I'm going to have back surgery in a few months. I'm not suppose to smoke for two weeks before surgery. The doctor is going to do a nicotine test to see if I've been smoking. How long does it takes for nicotine to be completely out my system?

Sincerely,
Could really use a cigarette!

Dear Could really use a cigarette!,

It is a common practice for health care providers to request that their patients not smoke for a given period of time before an operation.  By asking you to refrain from puffing, your provider wants to make certain that you are at your healthiest before making the first incision. 

Current scientific research backs your provider's desire for you not to smoke due to its negative effects during and after surgery.  Multiple studies have found that individuals who smoked within 24 hours of surgery had decreased blood flow to the heart compared to those who had not smoked before their surgery.  In addition, patients who didn't smoke were approximately six times less likely to suffer from problems with wound healing, and on average were kept in the hospital for two days less than those who continued to puff away prior to surgery.

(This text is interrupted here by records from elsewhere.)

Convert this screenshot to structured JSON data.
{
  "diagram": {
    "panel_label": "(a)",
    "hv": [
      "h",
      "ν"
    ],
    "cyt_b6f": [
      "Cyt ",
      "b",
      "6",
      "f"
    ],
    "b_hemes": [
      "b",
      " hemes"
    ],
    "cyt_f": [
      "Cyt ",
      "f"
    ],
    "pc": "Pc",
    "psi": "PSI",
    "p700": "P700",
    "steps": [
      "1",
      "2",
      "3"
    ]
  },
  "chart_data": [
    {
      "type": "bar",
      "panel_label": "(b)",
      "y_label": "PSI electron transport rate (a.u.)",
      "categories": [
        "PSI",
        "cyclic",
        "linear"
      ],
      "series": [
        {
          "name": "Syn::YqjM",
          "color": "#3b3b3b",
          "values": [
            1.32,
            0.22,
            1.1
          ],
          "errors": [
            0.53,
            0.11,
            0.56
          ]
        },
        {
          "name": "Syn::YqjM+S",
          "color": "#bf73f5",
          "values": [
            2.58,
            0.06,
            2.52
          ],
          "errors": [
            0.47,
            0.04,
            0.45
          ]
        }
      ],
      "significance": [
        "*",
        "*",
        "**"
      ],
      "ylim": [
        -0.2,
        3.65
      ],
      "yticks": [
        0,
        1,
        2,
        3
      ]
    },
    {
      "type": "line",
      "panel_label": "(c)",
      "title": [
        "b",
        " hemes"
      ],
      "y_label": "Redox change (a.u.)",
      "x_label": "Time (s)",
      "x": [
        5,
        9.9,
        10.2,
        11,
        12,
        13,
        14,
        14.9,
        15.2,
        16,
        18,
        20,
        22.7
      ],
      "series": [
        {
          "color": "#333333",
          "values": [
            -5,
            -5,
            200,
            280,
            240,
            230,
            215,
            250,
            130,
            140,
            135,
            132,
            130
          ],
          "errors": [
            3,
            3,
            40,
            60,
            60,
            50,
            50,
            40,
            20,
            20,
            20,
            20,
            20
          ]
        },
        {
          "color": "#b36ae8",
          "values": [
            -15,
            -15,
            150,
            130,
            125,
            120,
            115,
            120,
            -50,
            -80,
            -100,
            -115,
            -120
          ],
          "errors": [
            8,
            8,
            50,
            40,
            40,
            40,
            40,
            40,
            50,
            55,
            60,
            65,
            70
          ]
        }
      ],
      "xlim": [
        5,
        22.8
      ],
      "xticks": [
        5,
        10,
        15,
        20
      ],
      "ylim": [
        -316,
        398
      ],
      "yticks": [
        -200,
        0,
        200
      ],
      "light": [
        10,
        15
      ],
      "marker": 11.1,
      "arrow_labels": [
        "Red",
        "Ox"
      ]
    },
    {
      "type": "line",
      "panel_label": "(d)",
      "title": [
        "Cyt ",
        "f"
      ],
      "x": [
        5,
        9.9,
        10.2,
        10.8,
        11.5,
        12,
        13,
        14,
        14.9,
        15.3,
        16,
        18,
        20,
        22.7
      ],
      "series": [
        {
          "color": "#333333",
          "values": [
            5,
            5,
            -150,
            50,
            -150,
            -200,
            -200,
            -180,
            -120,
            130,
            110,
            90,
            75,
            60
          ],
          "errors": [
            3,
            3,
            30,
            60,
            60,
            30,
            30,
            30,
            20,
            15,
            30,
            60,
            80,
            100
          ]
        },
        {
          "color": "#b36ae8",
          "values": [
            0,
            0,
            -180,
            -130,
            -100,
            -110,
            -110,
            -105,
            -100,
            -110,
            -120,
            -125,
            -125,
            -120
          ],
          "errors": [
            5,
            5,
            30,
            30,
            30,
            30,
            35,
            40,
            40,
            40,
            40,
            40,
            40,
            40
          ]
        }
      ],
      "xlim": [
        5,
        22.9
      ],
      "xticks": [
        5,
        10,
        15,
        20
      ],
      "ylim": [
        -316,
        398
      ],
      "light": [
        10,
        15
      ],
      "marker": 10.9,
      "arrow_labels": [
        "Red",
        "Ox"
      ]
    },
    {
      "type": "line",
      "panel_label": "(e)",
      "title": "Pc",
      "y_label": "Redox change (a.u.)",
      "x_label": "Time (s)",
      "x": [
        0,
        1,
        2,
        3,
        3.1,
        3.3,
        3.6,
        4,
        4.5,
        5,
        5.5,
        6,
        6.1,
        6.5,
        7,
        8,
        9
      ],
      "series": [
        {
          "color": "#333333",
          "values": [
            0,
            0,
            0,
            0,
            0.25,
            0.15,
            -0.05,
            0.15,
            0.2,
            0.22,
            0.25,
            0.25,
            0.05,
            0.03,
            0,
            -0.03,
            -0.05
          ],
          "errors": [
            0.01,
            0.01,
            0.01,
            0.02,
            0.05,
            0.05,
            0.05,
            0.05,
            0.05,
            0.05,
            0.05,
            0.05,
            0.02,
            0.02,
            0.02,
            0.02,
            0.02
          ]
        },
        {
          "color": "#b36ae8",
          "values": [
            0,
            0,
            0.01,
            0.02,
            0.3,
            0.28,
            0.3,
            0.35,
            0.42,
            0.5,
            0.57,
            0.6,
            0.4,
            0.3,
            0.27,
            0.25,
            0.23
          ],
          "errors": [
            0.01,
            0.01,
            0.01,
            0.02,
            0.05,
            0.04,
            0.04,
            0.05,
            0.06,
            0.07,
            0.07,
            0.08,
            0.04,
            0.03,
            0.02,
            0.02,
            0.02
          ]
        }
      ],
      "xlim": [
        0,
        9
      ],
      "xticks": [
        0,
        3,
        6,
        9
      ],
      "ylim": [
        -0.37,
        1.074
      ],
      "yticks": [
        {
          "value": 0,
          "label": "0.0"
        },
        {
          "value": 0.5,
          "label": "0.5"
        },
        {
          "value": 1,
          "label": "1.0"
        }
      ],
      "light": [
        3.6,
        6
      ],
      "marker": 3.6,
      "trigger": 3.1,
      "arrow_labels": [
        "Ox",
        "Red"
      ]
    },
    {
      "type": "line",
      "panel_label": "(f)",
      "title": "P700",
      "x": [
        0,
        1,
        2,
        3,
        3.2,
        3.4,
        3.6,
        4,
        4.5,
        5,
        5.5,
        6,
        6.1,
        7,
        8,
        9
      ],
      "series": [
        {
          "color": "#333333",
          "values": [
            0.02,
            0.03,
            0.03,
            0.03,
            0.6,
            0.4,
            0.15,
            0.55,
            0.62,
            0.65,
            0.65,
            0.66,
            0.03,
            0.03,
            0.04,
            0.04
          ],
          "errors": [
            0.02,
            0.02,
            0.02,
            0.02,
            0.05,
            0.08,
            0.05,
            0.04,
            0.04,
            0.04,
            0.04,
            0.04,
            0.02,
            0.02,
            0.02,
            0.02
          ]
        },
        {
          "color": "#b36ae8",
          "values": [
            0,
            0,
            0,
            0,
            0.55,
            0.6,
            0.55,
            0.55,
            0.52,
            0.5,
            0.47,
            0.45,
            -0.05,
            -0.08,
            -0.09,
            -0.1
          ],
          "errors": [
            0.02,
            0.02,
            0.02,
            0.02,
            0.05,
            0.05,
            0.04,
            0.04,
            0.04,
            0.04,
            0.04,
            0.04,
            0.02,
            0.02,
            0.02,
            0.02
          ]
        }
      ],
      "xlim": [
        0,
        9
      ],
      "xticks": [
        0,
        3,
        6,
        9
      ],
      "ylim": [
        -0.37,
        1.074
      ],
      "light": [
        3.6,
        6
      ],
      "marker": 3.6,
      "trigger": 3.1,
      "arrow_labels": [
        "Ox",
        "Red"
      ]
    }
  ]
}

While nicotine will usually clear your system within a day, the byproducts of smoking, namely carbon monoxide and other chemicals in cigarettes, take longer (usually about 2 weeks) to leave the body.  These chemicals have been shown to interfere with healing by preventing blood from clotting, slowing down the speed of tissue growth, and inhibiting the body's natural immune system.  The test that your medical provider will do to see if you've been smoking is probably a blood, urine, or saliva test for cotenine (a byproduct of nicotine) or a carbon dioxide test that is done by having you breathe into a machine that will test your respiration.  Ensuring a successful surgery means, in part, healing well, and keeping carbon monoxide and the other chemicals in tobacco smoke out of your body prior to and while you recover from surgery is a big part of that.

Quitting smoking takes a lot of hard work, but the result will pay off in terms of your health.  Consider checking out an online program like SmokeFree.gov or call 1-800-QUITNOW to get help quitting.  Columbia students can also take advantage of the tobacco cessation program on campus.  If you haven't already, it may be a good idea to talk to your health care provider or a counselor about tobacco cessation and nicotine replacement therapies before you go into surgery.  S/he may be able to recommend a plan before you go under the knife.